Der Senat hat die Entscheidung des Oberlandesgerichts auf die Rechtsbeschwerde des Antragstellers aufgehoben. Solange die Vaterschaft eines anderen Mannes besteht – hier des Ehemanns, der die rechtliche Vaterschaft gemäß § 1592 Nr. 1 BGB** erlangt hat, weil er zum Zeitpunkt der Geburt der Zwillinge mit der Mutter verheiratet war – hat der leibliche Vater, der ernsthaftes Interesse an dem Kind gezeigt hat, gemäß § 1686 a Abs. 1 Nr. 1 BGB*** ein Recht auf Umgang mit dem Kind, wenn der Umgang dem Kindeswohl dient. Diese Neuregelung ist mit Wirkung vom 13. Juli 2013 in das Bürgerliche Gesetzbuch eingefügt worden. Grund hierfür war die vom Europäischen Gerichtshof für Menschenrechte zuvor u.a. auch in dem den Antragsteller betreffenden Verfahren festgestellte Verletzung von Art. 8 EMRK.
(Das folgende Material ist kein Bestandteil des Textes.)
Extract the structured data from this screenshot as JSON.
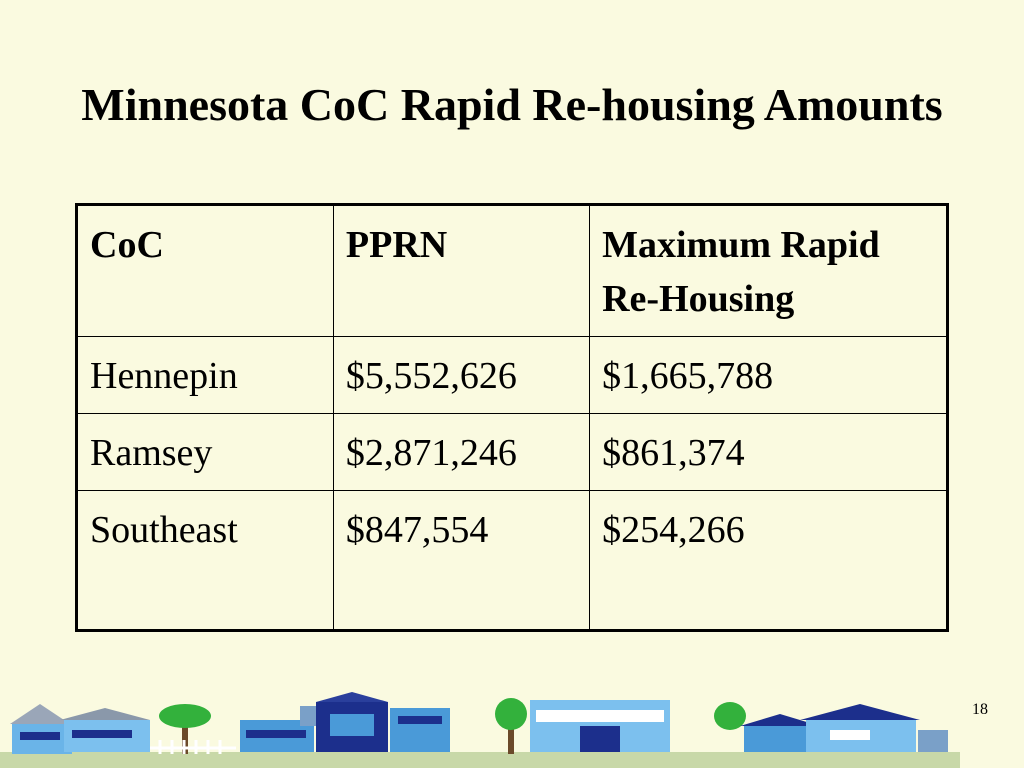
{
  "slide": {
    "title": "Minnesota CoC Rapid Re-housing Amounts",
    "page_number": "18"
  },
  "table": {
    "headers": [
      "CoC",
      "PPRN",
      "Maximum Rapid Re-Housing"
    ],
    "rows": [
      [
        "Hennepin",
        "$5,552,626",
        "$1,665,788"
      ],
      [
        "Ramsey",
        "$2,871,246",
        "$861,374"
      ],
      [
        "Southeast",
        "$847,554",
        "$254,266"
      ]
    ]
  },
  "footer_art": {
    "icon": "town-street-scene-icon",
    "colors": {
      "sky_houses": "#4a9ad8",
      "roof_navy": "#1c2f8c",
      "trees": "#33b13c",
      "fence": "#ffffff"
    }
  }
}
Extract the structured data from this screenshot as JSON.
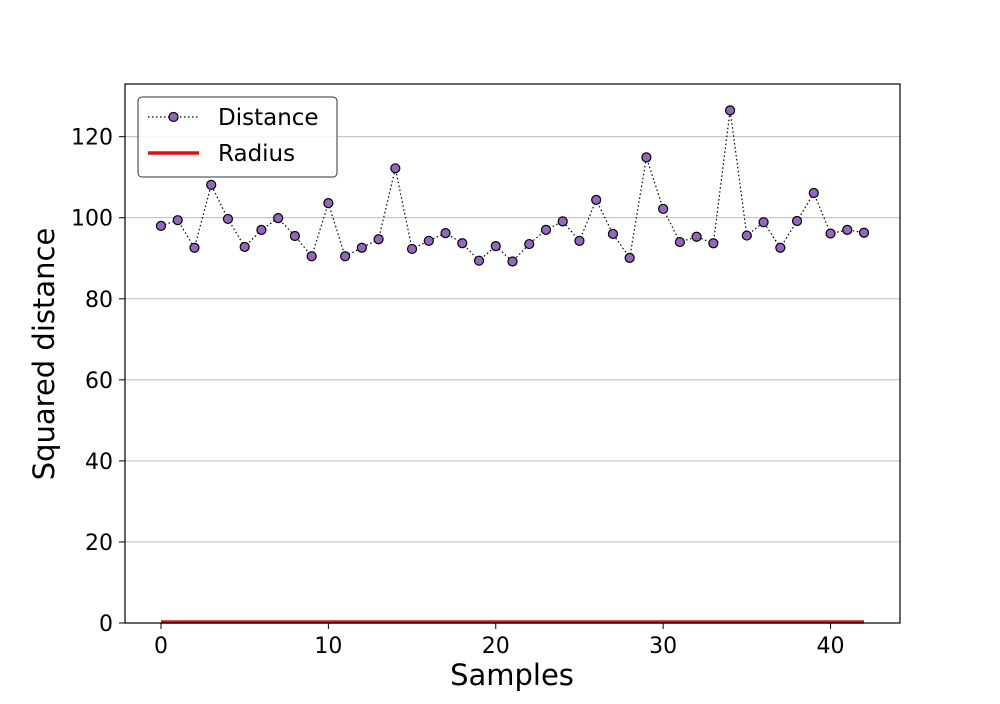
{
  "chart_data": {
    "type": "line",
    "title": "",
    "xlabel": "Samples",
    "ylabel": "Squared distance",
    "xlim": [
      -2.15,
      44.15
    ],
    "ylim": [
      0,
      133
    ],
    "x_ticks": [
      0,
      10,
      20,
      30,
      40
    ],
    "y_ticks": [
      0,
      20,
      40,
      60,
      80,
      100,
      120
    ],
    "grid": "y-major",
    "legend_position": "upper-left",
    "series": [
      {
        "name": "Distance",
        "style": "dotted-line-with-circle-markers",
        "line_color": "#000000",
        "marker_color": "#9467bd",
        "x": [
          0,
          1,
          2,
          3,
          4,
          5,
          6,
          7,
          8,
          9,
          10,
          11,
          12,
          13,
          14,
          15,
          16,
          17,
          18,
          19,
          20,
          21,
          22,
          23,
          24,
          25,
          26,
          27,
          28,
          29,
          30,
          31,
          32,
          33,
          34,
          35,
          36,
          37,
          38,
          39,
          40,
          41,
          42
        ],
        "values": [
          98.0,
          99.4,
          92.6,
          108.1,
          99.7,
          92.8,
          97.0,
          99.9,
          95.5,
          90.5,
          103.6,
          90.5,
          92.6,
          94.7,
          112.2,
          92.3,
          94.3,
          96.2,
          93.7,
          89.4,
          93.0,
          89.2,
          93.5,
          97.0,
          99.1,
          94.3,
          104.4,
          96.0,
          90.1,
          114.9,
          102.2,
          94.0,
          95.3,
          93.7,
          126.5,
          95.6,
          98.9,
          92.6,
          99.2,
          106.1,
          96.1,
          97.0,
          96.3
        ]
      },
      {
        "name": "Radius",
        "style": "solid-line",
        "line_color": "#e01010",
        "x": [
          0,
          42
        ],
        "values": [
          0,
          0
        ]
      }
    ]
  }
}
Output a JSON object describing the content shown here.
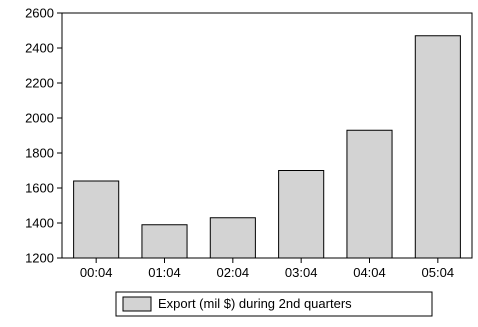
{
  "chart_data": {
    "type": "bar",
    "categories": [
      "00:04",
      "01:04",
      "02:04",
      "03:04",
      "04:04",
      "05:04"
    ],
    "series": [
      {
        "name": "Export (mil $) during 2nd quarters",
        "values": [
          1640,
          1390,
          1430,
          1700,
          1930,
          2470
        ]
      }
    ],
    "ylim": [
      1200,
      2600
    ],
    "yticks": [
      1200,
      1400,
      1600,
      1800,
      2000,
      2200,
      2400,
      2600
    ],
    "grid": false,
    "legend_position": "bottom-center",
    "colors": {
      "bar_fill": "#d3d3d3",
      "bar_stroke": "#000000",
      "axis": "#000000"
    }
  }
}
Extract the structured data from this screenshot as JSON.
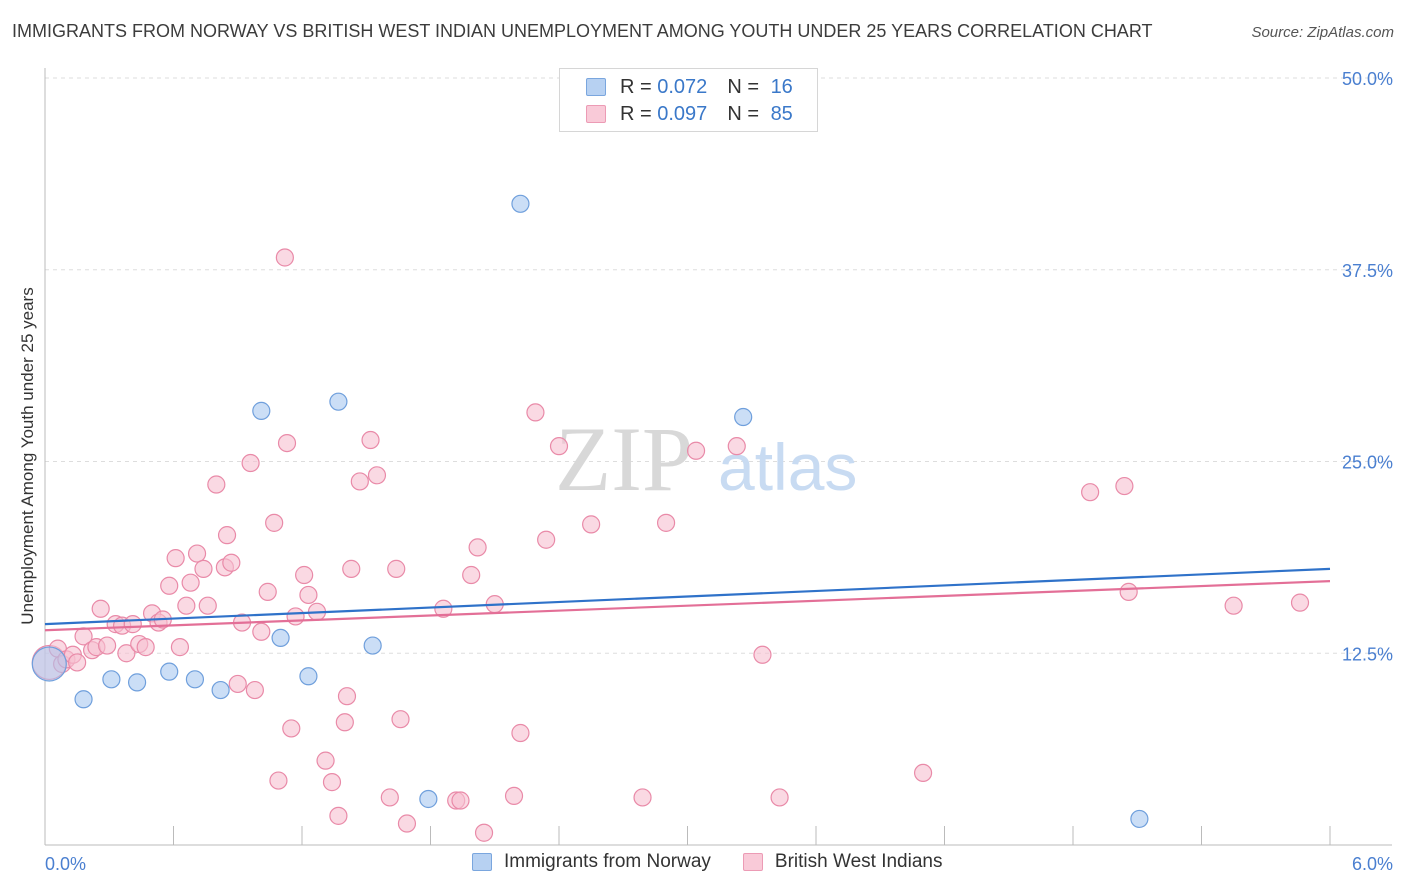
{
  "header": {
    "title": "IMMIGRANTS FROM NORWAY VS BRITISH WEST INDIAN UNEMPLOYMENT AMONG YOUTH UNDER 25 YEARS CORRELATION CHART",
    "source": "Source: ZipAtlas.com"
  },
  "watermark": {
    "zip": "ZIP",
    "atlas": "atlas"
  },
  "legend": {
    "rows": [
      {
        "r_label": "R =",
        "r_value": "0.072",
        "n_label": "N =",
        "n_value": "16"
      },
      {
        "r_label": "R =",
        "r_value": "0.097",
        "n_label": "N =",
        "n_value": "85"
      }
    ]
  },
  "colors": {
    "norway_fill": "#a9c8f0",
    "norway_stroke": "#6f9fdc",
    "norway_line": "#2f72c9",
    "bwi_fill": "#f7bfd0",
    "bwi_stroke": "#e98aa8",
    "bwi_line": "#e36f97",
    "tick_label": "#4a7fd0",
    "grid": "#dddddd",
    "axis": "#bbbbbb"
  },
  "chart_data": {
    "type": "scatter",
    "title": "IMMIGRANTS FROM NORWAY VS BRITISH WEST INDIAN UNEMPLOYMENT AMONG YOUTH UNDER 25 YEARS CORRELATION CHART",
    "xlabel": "",
    "ylabel": "Unemployment Among Youth under 25 years",
    "xlim": [
      0,
      6
    ],
    "ylim": [
      0,
      50
    ],
    "x_tick_labels": [
      "0.0%",
      "6.0%"
    ],
    "y_ticks": [
      12.5,
      25.0,
      37.5,
      50.0
    ],
    "y_tick_labels": [
      "12.5%",
      "25.0%",
      "37.5%",
      "50.0%"
    ],
    "grid": true,
    "legend_position": "top-center",
    "series": [
      {
        "name": "Immigrants from Norway",
        "r": 0.072,
        "n": 16,
        "trend": {
          "x": [
            0,
            6
          ],
          "y": [
            14.4,
            18.0
          ]
        },
        "points": [
          {
            "x": 0.02,
            "y": 11.8,
            "big": true
          },
          {
            "x": 0.18,
            "y": 9.5
          },
          {
            "x": 0.31,
            "y": 10.8
          },
          {
            "x": 0.43,
            "y": 10.6
          },
          {
            "x": 0.58,
            "y": 11.3
          },
          {
            "x": 0.7,
            "y": 10.8
          },
          {
            "x": 0.82,
            "y": 10.1
          },
          {
            "x": 1.01,
            "y": 28.3
          },
          {
            "x": 1.1,
            "y": 13.5
          },
          {
            "x": 1.23,
            "y": 11.0
          },
          {
            "x": 1.37,
            "y": 28.9
          },
          {
            "x": 1.53,
            "y": 13.0
          },
          {
            "x": 1.79,
            "y": 3.0
          },
          {
            "x": 2.22,
            "y": 41.8
          },
          {
            "x": 3.26,
            "y": 27.9
          },
          {
            "x": 5.11,
            "y": 1.7
          }
        ]
      },
      {
        "name": "British West Indians",
        "r": 0.097,
        "n": 85,
        "trend": {
          "x": [
            0,
            6
          ],
          "y": [
            14.0,
            17.2
          ]
        },
        "points": [
          {
            "x": 0.02,
            "y": 11.9,
            "big": true
          },
          {
            "x": 0.06,
            "y": 12.8
          },
          {
            "x": 0.08,
            "y": 11.8
          },
          {
            "x": 0.1,
            "y": 12.1
          },
          {
            "x": 0.13,
            "y": 12.4
          },
          {
            "x": 0.15,
            "y": 11.9
          },
          {
            "x": 0.18,
            "y": 13.6
          },
          {
            "x": 0.22,
            "y": 12.7
          },
          {
            "x": 0.24,
            "y": 12.9
          },
          {
            "x": 0.26,
            "y": 15.4
          },
          {
            "x": 0.29,
            "y": 13.0
          },
          {
            "x": 0.33,
            "y": 14.4
          },
          {
            "x": 0.36,
            "y": 14.3
          },
          {
            "x": 0.38,
            "y": 12.5
          },
          {
            "x": 0.41,
            "y": 14.4
          },
          {
            "x": 0.44,
            "y": 13.1
          },
          {
            "x": 0.47,
            "y": 12.9
          },
          {
            "x": 0.5,
            "y": 15.1
          },
          {
            "x": 0.53,
            "y": 14.5
          },
          {
            "x": 0.55,
            "y": 14.7
          },
          {
            "x": 0.58,
            "y": 16.9
          },
          {
            "x": 0.61,
            "y": 18.7
          },
          {
            "x": 0.63,
            "y": 12.9
          },
          {
            "x": 0.66,
            "y": 15.6
          },
          {
            "x": 0.68,
            "y": 17.1
          },
          {
            "x": 0.71,
            "y": 19.0
          },
          {
            "x": 0.74,
            "y": 18.0
          },
          {
            "x": 0.76,
            "y": 15.6
          },
          {
            "x": 0.8,
            "y": 23.5
          },
          {
            "x": 0.84,
            "y": 18.1
          },
          {
            "x": 0.85,
            "y": 20.2
          },
          {
            "x": 0.87,
            "y": 18.4
          },
          {
            "x": 0.9,
            "y": 10.5
          },
          {
            "x": 0.92,
            "y": 14.5
          },
          {
            "x": 0.96,
            "y": 24.9
          },
          {
            "x": 0.98,
            "y": 10.1
          },
          {
            "x": 1.01,
            "y": 13.9
          },
          {
            "x": 1.04,
            "y": 16.5
          },
          {
            "x": 1.07,
            "y": 21.0
          },
          {
            "x": 1.09,
            "y": 4.2
          },
          {
            "x": 1.12,
            "y": 38.3
          },
          {
            "x": 1.13,
            "y": 26.2
          },
          {
            "x": 1.15,
            "y": 7.6
          },
          {
            "x": 1.17,
            "y": 14.9
          },
          {
            "x": 1.21,
            "y": 17.6
          },
          {
            "x": 1.23,
            "y": 16.3
          },
          {
            "x": 1.27,
            "y": 15.2
          },
          {
            "x": 1.31,
            "y": 5.5
          },
          {
            "x": 1.34,
            "y": 4.1
          },
          {
            "x": 1.37,
            "y": 1.9
          },
          {
            "x": 1.4,
            "y": 8.0
          },
          {
            "x": 1.41,
            "y": 9.7
          },
          {
            "x": 1.43,
            "y": 18.0
          },
          {
            "x": 1.47,
            "y": 23.7
          },
          {
            "x": 1.52,
            "y": 26.4
          },
          {
            "x": 1.55,
            "y": 24.1
          },
          {
            "x": 1.61,
            "y": 3.1
          },
          {
            "x": 1.64,
            "y": 18.0
          },
          {
            "x": 1.66,
            "y": 8.2
          },
          {
            "x": 1.69,
            "y": 1.4
          },
          {
            "x": 1.86,
            "y": 15.4
          },
          {
            "x": 1.92,
            "y": 2.9
          },
          {
            "x": 1.94,
            "y": 2.9
          },
          {
            "x": 1.99,
            "y": 17.6
          },
          {
            "x": 2.02,
            "y": 19.4
          },
          {
            "x": 2.05,
            "y": 0.8
          },
          {
            "x": 2.1,
            "y": 15.7
          },
          {
            "x": 2.19,
            "y": 3.2
          },
          {
            "x": 2.22,
            "y": 7.3
          },
          {
            "x": 2.29,
            "y": 28.2
          },
          {
            "x": 2.34,
            "y": 19.9
          },
          {
            "x": 2.4,
            "y": 26.0
          },
          {
            "x": 2.55,
            "y": 20.9
          },
          {
            "x": 2.79,
            "y": 3.1
          },
          {
            "x": 2.9,
            "y": 21.0
          },
          {
            "x": 3.04,
            "y": 25.7
          },
          {
            "x": 3.23,
            "y": 26.0
          },
          {
            "x": 3.35,
            "y": 12.4
          },
          {
            "x": 3.43,
            "y": 3.1
          },
          {
            "x": 4.1,
            "y": 4.7
          },
          {
            "x": 4.88,
            "y": 23.0
          },
          {
            "x": 5.04,
            "y": 23.4
          },
          {
            "x": 5.06,
            "y": 16.5
          },
          {
            "x": 5.55,
            "y": 15.6
          },
          {
            "x": 5.86,
            "y": 15.8
          }
        ]
      }
    ]
  }
}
Die Entscheidung des Oberlandesgerichts beruht auf unzureichenden Ermittlungen. Das folgt bereits daraus, dass die Eltern sich geweigert haben, die Kinder über ihre wahre Abstammung zu unterrichten, die Sachverständigen den Kindern deshalb vorgetäuscht haben, das Gutachten im Rahmen der Zwillingsforschung zu erstellen und die Gerichte die zum Zeitpunkt der Begutachtung bereits neun Jahre alten Kinder nicht angehört haben. Der Senat hat in diesem Zusammenhang entschieden, dass nicht nur das Familiengrundrecht aus Art. 6 Abs. 1 GG****, sondern auch das von Art. 6 Abs. 2 Satz 1 GG***** geschützte Elternrecht, über die Information des Kindes hinsichtlich seiner wahren Abstammung zu bestimmen, grundsätzlich in den Fällen eingeschränkt ist, in denen der leibliche Vater ein Umgangsrecht nach § 1686 a BGB begehrt. Das Kind ist vor einer Anhörung bzw. einer etwaigen Begutachtung bei entsprechender Reife über seine wahre Abstammung zu unterrichten, sofern ein Umgang nicht bereits aus anderen, nicht unmittelbar das Kind betreffenden Gründen ausscheidet. Weigern sich die rechtlichen Eltern, dies selbst zu tun, steht es im Ermessen des Tatrichters, in welcher Art und Weise er für eine entsprechende Information des Kindes Sorge trägt. Ist einziger Grund für das Scheitern des Umgangs die ablehnende Haltung der rechtlichen Eltern und die damit einhergehende Befürchtung, dass diese mit einer Umgangsregelung psychisch überfordert wären und dadurch mittelbar das Kindeswohl beeinträchtigt wäre, sind zudem strenge Anforderungen an die entsprechenden Feststellungen zu stellen.

Vorinstanzen:

AG Baden-Baden – Beschluss vom 8. März 2013 – 6 F 80/11

OLG Karlsruhe – Beschluss vom 1. Juni 2015 – 20 UF 63/13

*Art. 8 EMRK

(1) Jede Person hat das Recht auf Achtung ihres Privat- und Familienlebens, ihrer Wohnung und ihrer Korrespondenz.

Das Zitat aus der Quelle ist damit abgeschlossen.